What next? Well, I did the rip (to FLAC/Secure) but unticked the first track. Rips all went perfectly! Converted them to FLAC with dBpoweramp
Ripped the first track to WAV using Apple Music App. Dragged to file to VLC, OK. Made a copy, and edited the metadata using dBpoweramp. In one case the metadata edited file became audibly glitchy. Deleted the glitchy file, made another copy and edited the metadata using Music Tag Editor. Played OK using VLC. Tried dBpoweramp again to convert it to FLAC - file again glitchy.
(sigh) Got fed up with the nonsense, did another rip of track 1 using Apple Music, but this time to Apple lossless, and that’s the version now sitting on my NAS.
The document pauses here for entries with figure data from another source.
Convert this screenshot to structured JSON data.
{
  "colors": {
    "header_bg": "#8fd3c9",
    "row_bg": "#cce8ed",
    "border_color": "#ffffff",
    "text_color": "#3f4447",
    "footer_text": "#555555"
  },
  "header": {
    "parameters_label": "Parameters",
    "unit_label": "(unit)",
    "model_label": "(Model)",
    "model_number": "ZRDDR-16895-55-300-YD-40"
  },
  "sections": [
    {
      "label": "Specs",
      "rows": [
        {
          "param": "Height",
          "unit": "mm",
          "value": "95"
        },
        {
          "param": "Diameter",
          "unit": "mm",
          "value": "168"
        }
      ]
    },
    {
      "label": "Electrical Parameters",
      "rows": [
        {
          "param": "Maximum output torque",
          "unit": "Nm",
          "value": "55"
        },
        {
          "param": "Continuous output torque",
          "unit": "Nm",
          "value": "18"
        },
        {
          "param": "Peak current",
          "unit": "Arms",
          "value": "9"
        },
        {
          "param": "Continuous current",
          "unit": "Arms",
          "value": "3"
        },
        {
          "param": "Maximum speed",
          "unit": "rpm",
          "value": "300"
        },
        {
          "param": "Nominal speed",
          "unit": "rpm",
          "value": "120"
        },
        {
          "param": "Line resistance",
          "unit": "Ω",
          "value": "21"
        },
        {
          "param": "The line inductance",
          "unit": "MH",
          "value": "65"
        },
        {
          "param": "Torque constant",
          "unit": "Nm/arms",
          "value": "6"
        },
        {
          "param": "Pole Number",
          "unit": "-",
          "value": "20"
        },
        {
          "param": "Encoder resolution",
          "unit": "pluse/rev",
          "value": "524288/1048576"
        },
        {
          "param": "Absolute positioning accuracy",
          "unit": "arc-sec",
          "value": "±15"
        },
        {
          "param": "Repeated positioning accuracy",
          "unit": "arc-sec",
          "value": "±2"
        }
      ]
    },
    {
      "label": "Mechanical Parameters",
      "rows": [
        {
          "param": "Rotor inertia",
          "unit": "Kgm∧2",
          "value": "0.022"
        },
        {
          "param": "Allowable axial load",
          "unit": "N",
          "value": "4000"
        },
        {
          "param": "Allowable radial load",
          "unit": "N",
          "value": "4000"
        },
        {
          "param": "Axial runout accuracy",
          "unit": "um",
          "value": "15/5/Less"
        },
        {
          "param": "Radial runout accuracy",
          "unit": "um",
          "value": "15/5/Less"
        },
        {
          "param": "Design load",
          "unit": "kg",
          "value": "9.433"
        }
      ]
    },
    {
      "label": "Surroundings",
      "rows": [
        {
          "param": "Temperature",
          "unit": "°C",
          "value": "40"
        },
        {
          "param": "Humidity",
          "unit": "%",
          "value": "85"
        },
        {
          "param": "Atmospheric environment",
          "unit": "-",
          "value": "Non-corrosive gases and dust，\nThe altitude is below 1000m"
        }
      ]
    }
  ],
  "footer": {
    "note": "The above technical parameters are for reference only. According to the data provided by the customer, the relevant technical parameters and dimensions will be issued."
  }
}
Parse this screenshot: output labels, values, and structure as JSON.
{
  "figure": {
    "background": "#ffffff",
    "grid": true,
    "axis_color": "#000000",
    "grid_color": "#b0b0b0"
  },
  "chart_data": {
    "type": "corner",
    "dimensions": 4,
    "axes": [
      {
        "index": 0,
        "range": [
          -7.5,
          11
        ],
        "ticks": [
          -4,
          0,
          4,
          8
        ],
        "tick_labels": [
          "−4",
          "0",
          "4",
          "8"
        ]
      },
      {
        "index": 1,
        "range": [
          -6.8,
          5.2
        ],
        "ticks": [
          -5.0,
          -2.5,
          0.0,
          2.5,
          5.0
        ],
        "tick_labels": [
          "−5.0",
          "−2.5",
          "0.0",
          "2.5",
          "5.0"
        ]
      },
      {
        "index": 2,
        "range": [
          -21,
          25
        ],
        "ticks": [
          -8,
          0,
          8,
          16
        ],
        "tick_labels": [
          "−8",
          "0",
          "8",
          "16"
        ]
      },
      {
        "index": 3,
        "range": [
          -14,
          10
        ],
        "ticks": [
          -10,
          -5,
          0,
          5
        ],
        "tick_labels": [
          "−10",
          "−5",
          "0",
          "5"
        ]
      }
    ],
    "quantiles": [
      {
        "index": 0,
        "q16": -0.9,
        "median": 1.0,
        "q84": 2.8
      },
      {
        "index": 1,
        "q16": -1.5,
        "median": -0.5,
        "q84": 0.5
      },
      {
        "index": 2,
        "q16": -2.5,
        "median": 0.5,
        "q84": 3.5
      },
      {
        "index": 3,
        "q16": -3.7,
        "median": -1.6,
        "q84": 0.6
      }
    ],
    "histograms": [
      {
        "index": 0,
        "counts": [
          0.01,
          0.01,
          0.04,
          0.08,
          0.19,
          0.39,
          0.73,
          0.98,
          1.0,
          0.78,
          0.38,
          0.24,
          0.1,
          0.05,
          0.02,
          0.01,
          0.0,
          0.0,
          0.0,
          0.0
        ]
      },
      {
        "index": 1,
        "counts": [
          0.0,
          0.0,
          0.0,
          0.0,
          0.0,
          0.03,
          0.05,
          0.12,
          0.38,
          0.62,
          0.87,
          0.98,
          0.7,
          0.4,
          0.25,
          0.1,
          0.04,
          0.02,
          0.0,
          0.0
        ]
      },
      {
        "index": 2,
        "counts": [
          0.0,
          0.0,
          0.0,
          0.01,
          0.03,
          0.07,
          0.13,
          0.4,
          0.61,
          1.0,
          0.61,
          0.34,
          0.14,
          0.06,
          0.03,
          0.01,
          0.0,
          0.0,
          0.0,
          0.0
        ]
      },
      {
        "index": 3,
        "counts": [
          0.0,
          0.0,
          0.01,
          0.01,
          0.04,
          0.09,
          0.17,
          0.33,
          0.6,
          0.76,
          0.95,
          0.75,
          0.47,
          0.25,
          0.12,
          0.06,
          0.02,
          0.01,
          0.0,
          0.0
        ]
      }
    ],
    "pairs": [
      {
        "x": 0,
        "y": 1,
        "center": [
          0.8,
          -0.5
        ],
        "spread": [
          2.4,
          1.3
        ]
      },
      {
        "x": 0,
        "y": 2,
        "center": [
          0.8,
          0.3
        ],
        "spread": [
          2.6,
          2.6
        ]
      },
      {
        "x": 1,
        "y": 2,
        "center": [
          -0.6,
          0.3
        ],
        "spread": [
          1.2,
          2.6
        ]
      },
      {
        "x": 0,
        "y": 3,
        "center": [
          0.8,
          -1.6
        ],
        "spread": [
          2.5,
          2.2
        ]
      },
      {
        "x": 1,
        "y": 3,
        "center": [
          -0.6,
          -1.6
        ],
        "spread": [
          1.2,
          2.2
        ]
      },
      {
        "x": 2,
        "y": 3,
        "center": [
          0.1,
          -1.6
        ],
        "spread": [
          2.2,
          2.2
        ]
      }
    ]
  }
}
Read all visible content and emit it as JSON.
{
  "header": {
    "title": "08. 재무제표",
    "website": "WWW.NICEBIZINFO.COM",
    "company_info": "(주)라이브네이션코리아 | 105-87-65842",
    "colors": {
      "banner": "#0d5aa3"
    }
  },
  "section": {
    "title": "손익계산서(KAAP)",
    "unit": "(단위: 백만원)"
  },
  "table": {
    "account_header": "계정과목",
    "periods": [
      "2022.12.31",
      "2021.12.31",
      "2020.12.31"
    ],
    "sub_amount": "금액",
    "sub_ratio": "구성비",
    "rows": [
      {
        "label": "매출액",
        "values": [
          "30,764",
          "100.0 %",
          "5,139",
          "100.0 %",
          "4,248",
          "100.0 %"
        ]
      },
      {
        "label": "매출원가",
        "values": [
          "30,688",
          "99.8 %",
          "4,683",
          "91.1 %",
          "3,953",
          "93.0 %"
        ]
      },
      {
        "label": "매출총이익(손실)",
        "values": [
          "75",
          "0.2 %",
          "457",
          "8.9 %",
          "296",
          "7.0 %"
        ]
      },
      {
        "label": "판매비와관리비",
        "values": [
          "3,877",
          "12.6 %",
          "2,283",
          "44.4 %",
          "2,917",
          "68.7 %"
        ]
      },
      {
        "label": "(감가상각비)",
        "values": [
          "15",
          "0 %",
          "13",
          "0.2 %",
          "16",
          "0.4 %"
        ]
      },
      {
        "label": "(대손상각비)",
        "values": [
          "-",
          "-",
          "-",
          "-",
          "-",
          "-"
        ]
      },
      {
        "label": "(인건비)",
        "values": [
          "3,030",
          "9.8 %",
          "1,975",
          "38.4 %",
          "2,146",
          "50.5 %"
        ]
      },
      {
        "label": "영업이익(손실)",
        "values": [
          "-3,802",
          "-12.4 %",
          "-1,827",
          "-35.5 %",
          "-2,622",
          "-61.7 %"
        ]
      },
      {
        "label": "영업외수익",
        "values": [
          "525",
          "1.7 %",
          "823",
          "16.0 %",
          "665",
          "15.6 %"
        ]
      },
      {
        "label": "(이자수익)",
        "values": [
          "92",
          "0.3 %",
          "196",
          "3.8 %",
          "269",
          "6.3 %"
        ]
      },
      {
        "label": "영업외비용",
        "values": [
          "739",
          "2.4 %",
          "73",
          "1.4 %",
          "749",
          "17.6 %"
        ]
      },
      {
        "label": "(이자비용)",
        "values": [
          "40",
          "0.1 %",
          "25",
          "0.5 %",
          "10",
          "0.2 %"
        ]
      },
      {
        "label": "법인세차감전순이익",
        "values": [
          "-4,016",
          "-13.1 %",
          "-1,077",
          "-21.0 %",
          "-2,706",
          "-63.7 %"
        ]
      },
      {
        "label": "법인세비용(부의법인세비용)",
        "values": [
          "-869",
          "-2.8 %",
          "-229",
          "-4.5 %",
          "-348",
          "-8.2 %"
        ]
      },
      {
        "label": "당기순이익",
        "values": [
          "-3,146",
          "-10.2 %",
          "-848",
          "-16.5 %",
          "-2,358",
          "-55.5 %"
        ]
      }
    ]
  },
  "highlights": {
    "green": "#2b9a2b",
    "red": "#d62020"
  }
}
The rest of the CDs went pretty much the same way, but for these I ripped track 1 to WAV, changed metadata using Music Tag Editor, and converted to FLAC using dBpoweramp successfully! (hooray!)
All the CDs play OK (using my Oppo 103 as I don’t feel like unboxing my Naim NDS at the moment), so they are ‘pukka’. Hence cannot be a batch of faulty CDs. Used 2 DVD drives, so unlikely to be that. Why do I have 2 drives? Well, my old external drive let’s me rip some discs that the Apple Drive fails with. Disc surfaces visually perfect.
Is this a known problem? I’m seriously debating just using Apple Music for my rips and then Music Tag Editor for metadata alterations with dBpoweramp as file converter.